Key findings should persuade policy makers that labor matters to development success. The world of work is at the core of livelihoods, poverty reduction, and inclusive, sustainable development. Development’s goal is not just about raising GNP, but about generating broad-based economic growth that generates jobs with fair wages, respects workers' rights, builds skills, and facilitates labor mobility. GLaSAI findings suggest the need for policymakers to design coordinated, whole-of-government approaches to labor sector issues. Interventions in disparate areas such as trade policy, livelihoods, economic growth, gender, and vocational education and training lend themselves to such collaboration. USG leaders should explore how funding streams can be utilized within and across government agencies, or with other donors, to provide country teams with the resources needed to address these destabilizing gaps in a country’s labor sector.
Another key finding that should inform country team leaders such as Mission Directors or Program Officers during country strategy planning is that tripartite collaboration between government, industry, and civil society is essential to making policies that reduce the risk of conflict and help governments use limited resources more effectively. Ideally country team leaders will prepare for country strategy planning by conducting a Country Labor Sector Assessment (CoLSA) or a Labor Sector Strategic Outline (LASSO) to surface power imbalances in the labor sector. At a minimum, country team leaders should expect USAID Democracy and Governance (DG) and Economic Growth and Trade (EGAT) offices to undertake a joint strategic planning process that utilizes the labor sector conceptual framework. Proposed DG and EGAT programming can be reviewed against the illustrative results frameworks.
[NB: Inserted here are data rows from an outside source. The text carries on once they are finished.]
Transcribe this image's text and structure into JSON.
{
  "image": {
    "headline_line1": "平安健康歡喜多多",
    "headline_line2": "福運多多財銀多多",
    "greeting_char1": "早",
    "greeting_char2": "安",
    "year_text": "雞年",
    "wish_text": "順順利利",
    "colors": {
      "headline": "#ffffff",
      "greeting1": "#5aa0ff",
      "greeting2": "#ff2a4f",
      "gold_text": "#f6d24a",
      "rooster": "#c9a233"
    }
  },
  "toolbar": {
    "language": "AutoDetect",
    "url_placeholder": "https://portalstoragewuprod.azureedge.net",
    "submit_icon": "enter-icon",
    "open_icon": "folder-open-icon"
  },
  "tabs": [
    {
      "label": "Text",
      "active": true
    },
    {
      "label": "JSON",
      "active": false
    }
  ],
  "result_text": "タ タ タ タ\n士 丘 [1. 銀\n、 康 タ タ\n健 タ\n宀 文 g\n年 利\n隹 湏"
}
GLaSAI cross-country findings can inform technical officers in USAID, State/DRL, and DOL/ILAB as they develop Scopes of Work for more integrated labor sector programs that seek to leverage results across development objectives. The paper contains a matrix that can be used to access further information about innovations that inform labor sector programming themes in the context of common development challenges.
GLaSAI findings indicate the need for implementing partners to both reach across sector and donor divides to form partnerships around improving labor rights in tandem with economic growth and to envision a broader role for labor unions as catalysts for economic growth and social services that extend far beyond the collective bargaining agreement.
USG’s implementing partners in labor organizations, think tanks, research and consulting firms, and academia are invited to collaborate in program implementation.